Sunday, February 28, 2010

ESTABLISHING UNIVERISTY OF NATIONAL RESOURCES...Promise still on course (PAGE 11, FEB 22, 2010)

THE Brong Ahafo Regional Minister, Mr. Kwadwo Nyamekye-Marfo, has given the assurance that the promise made by President J.E.A. Mills to establish a University of Natural Resources in the region is on course.
According to him, the land acquisition process for the establishment of the university had started and the Committee of Resource Persons tasked by President Mills to put together a report to facilitate the eventual initiation of the project had started work in earnest.
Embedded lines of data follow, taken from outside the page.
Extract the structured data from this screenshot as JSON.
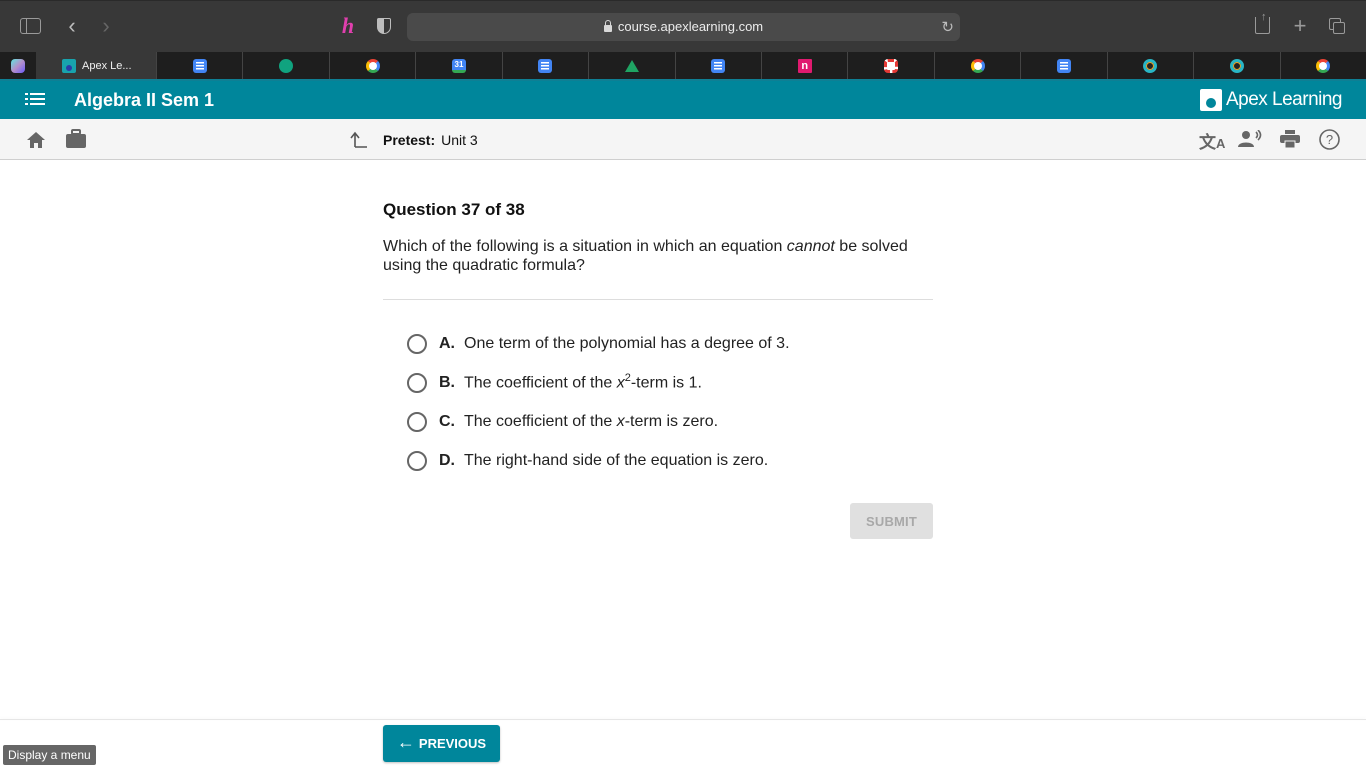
{
  "browser": {
    "url": "course.apexlearning.com",
    "tabs": [
      {
        "icon": "hex-extension-icon",
        "kind": "hex"
      },
      {
        "icon": "apex-learning-favicon",
        "kind": "apex",
        "title": "Apex Le...",
        "active": true
      },
      {
        "icon": "google-docs-icon",
        "kind": "docs"
      },
      {
        "icon": "chatgpt-icon",
        "kind": "gpt"
      },
      {
        "icon": "google-icon",
        "kind": "google"
      },
      {
        "icon": "google-calendar-icon",
        "kind": "cal",
        "glyph": "31"
      },
      {
        "icon": "google-docs-icon",
        "kind": "docs"
      },
      {
        "icon": "google-drive-icon",
        "kind": "drive"
      },
      {
        "icon": "google-docs-icon",
        "kind": "docs"
      },
      {
        "icon": "n-app-icon",
        "kind": "n",
        "glyph": "n"
      },
      {
        "icon": "red-ring-icon",
        "kind": "ring"
      },
      {
        "icon": "google-icon",
        "kind": "google"
      },
      {
        "icon": "google-docs-icon",
        "kind": "docs"
      },
      {
        "icon": "quiz-app-icon",
        "kind": "quiz"
      },
      {
        "icon": "quiz-app-icon",
        "kind": "quiz"
      },
      {
        "icon": "google-icon",
        "kind": "google"
      }
    ]
  },
  "app": {
    "course_title": "Algebra II Sem 1",
    "brand": "Apex Learning",
    "activity_label": "Pretest:",
    "activity_name": "Unit 3"
  },
  "question": {
    "number_label": "Question 37 of 38",
    "prompt_before": "Which of the following is a situation in which an equation ",
    "prompt_emphasis": "cannot",
    "prompt_after": " be solved using the quadratic formula?",
    "answers": [
      {
        "letter": "A.",
        "parts": [
          {
            "t": "One term of the polynomial has a degree of 3."
          }
        ]
      },
      {
        "letter": "B.",
        "parts": [
          {
            "t": "The coefficient of the "
          },
          {
            "t": "x",
            "i": true
          },
          {
            "t": "2",
            "sup": true
          },
          {
            "t": "-term is 1."
          }
        ]
      },
      {
        "letter": "C.",
        "parts": [
          {
            "t": "The coefficient of the "
          },
          {
            "t": "x",
            "i": true
          },
          {
            "t": "-term is zero."
          }
        ]
      },
      {
        "letter": "D.",
        "parts": [
          {
            "t": "The right-hand side of the equation is zero."
          }
        ]
      }
    ],
    "selected": null,
    "submit_label": "SUBMIT"
  },
  "footer": {
    "previous_label": "PREVIOUS",
    "tooltip": "Display a menu"
  }
}
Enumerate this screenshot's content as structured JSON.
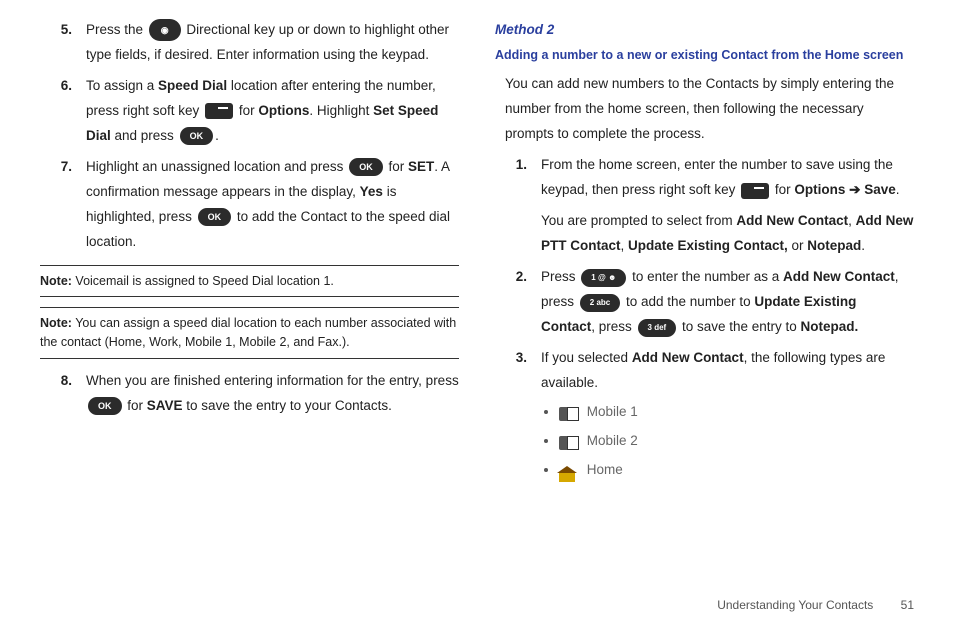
{
  "left": {
    "steps": [
      {
        "n": "5.",
        "pre": "Press the ",
        "post": " Directional key up or down to highlight other type fields, if desired. Enter information using the keypad."
      },
      {
        "n": "6.",
        "a": "To assign a ",
        "b": "Speed Dial",
        "c": " location after entering the number, press right soft key ",
        "d": " for ",
        "e": "Options",
        "f": ". Highlight ",
        "g": "Set Speed Dial",
        "h": " and press ",
        "i": "."
      },
      {
        "n": "7.",
        "a": "Highlight an unassigned location and press ",
        "b": " for ",
        "c": "SET",
        "d": ". A confirmation message appears in the display, ",
        "e": "Yes",
        "f": " is highlighted, press ",
        "g": " to add the Contact to the speed dial location."
      },
      {
        "n": "8.",
        "a": "When you are finished entering information for the entry, press ",
        "b": " for ",
        "c": "SAVE",
        "d": " to save the entry to your Contacts."
      }
    ],
    "note1_label": "Note:",
    "note1": " Voicemail is assigned to Speed Dial location 1.",
    "note2_label": "Note:",
    "note2": " You can assign a speed dial location to each number associated with the contact (Home, Work, Mobile 1, Mobile 2, and Fax.)."
  },
  "right": {
    "method": "Method 2",
    "subtitle": "Adding a number to a new or existing Contact from the Home screen",
    "intro": "You can add new numbers to the Contacts by simply entering the number from the home screen, then following the necessary prompts to complete the process.",
    "steps": [
      {
        "n": "1.",
        "a": "From the home screen, enter the number to save using the keypad, then press right soft key ",
        "b": " for ",
        "c": "Options ➔ Save",
        "d": ".",
        "p2a": "You are prompted to select from ",
        "p2b": "Add New Contact",
        "p2c": ", ",
        "p2d": "Add New PTT Contact",
        "p2e": ", ",
        "p2f": "Update Existing Contact,",
        "p2g": " or ",
        "p2h": "Notepad",
        "p2i": "."
      },
      {
        "n": "2.",
        "a": "Press ",
        "b": " to enter the number as a ",
        "c": "Add New Contact",
        "d": ", press ",
        "e": " to add the number to ",
        "f": "Update Existing Contact",
        "g": ", press ",
        "h": " to save the entry to ",
        "i": "Notepad."
      },
      {
        "n": "3.",
        "a": "If you selected ",
        "b": "Add New Contact",
        "c": ", the following types are available.",
        "items": [
          "Mobile 1",
          "Mobile 2",
          "Home"
        ]
      }
    ]
  },
  "keys": {
    "ok": "OK",
    "dpad": "◉",
    "k1": "1 @ ☻",
    "k2": "2 abc",
    "k3": "3 def"
  },
  "footer": {
    "section": "Understanding Your Contacts",
    "page": "51"
  }
}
President Mills, who was then the presidential candidate of the ruling National Democratic Congress (NDC), made the promise during the 2008 electioneering and reiterated it at a grand durbar of the chiefs and people of Brong Ahafo to climax the 50th anniversary celebration of the creation of the region at the Jubilee park last year.
Mr Nyamekye-Marfo gave the assurance at the fourth congregation and the 10th matriculation ceremony of the Catholic University College of Ghana at Fiapre in the Sunyani West District in the Brong Ahafo Region at the weekend.
The congregation saw 145 students graduating with Bachelor of Science degree in Computer Science and Business Administration with options in Economics, Accounting and Management, and Bachelor of Arts degree in Religious Studies.
Three hundred and twelve students were officially admitted out of which 308 would pursue various undergraduate programmes and four for postgraduate programmes.
Mr Nyamekye-Marfo stated that the government had also put in place measures to provide massive and modern infrastructure at all levels of education to create the needed congenial environment for teaching and learning in the country.
This, he said, was a clear demonstration of the Government’s commitment to sustain the improvement and transformation of the educational sector.
Mr Nyamekey-Marfo noted that the Government had also introduced a number of policies, which included the supply of free uniforms for pupils in basic schools, increased responsibility allowances for head teachers, supply of free exercise books to pupils and the payment of 20 per cent of basic salary as allowance to teachers who accepted postings to rural areas.
He stated further that the recent review of the duration of the senior high school (SHS) programme from four to three years was very important in the sense that the merits far outweighed the demerits.
The minister said the ability of the graduates to provide contemporary solutions to the ever-emerging challenges would testify to the outside world, the premium to be placed on the institution and the type of niche the institution had succeeded in carving for itself and expressed the hope that the graduates would be worthy ambassadors of the university.
The Most Rev. Charles Gabriel Palmer-Buckle, the Metropolitan Archbishop of Accra, who was the guest speaker at the ceremony, commended all for their immense support which had brought the university this far and said all efforts were being made for the university to obtain its Charter soon.
He urged the graduates who were now venturing into the world to apply the knowledge that they had acquired from the university to help transform society by solving the problems faced by the society and the nation as whole.
Professor James H. Ephraim, the Vice-chancellor of the University, said the university also offered a Masters Degree programme in Religious Education and Pastoral Ministry and to ensure quality at the postgraduate level, a School of Research and Graduate Studies had been proposed awaiting the approval of the Board of Trustees for its commercement.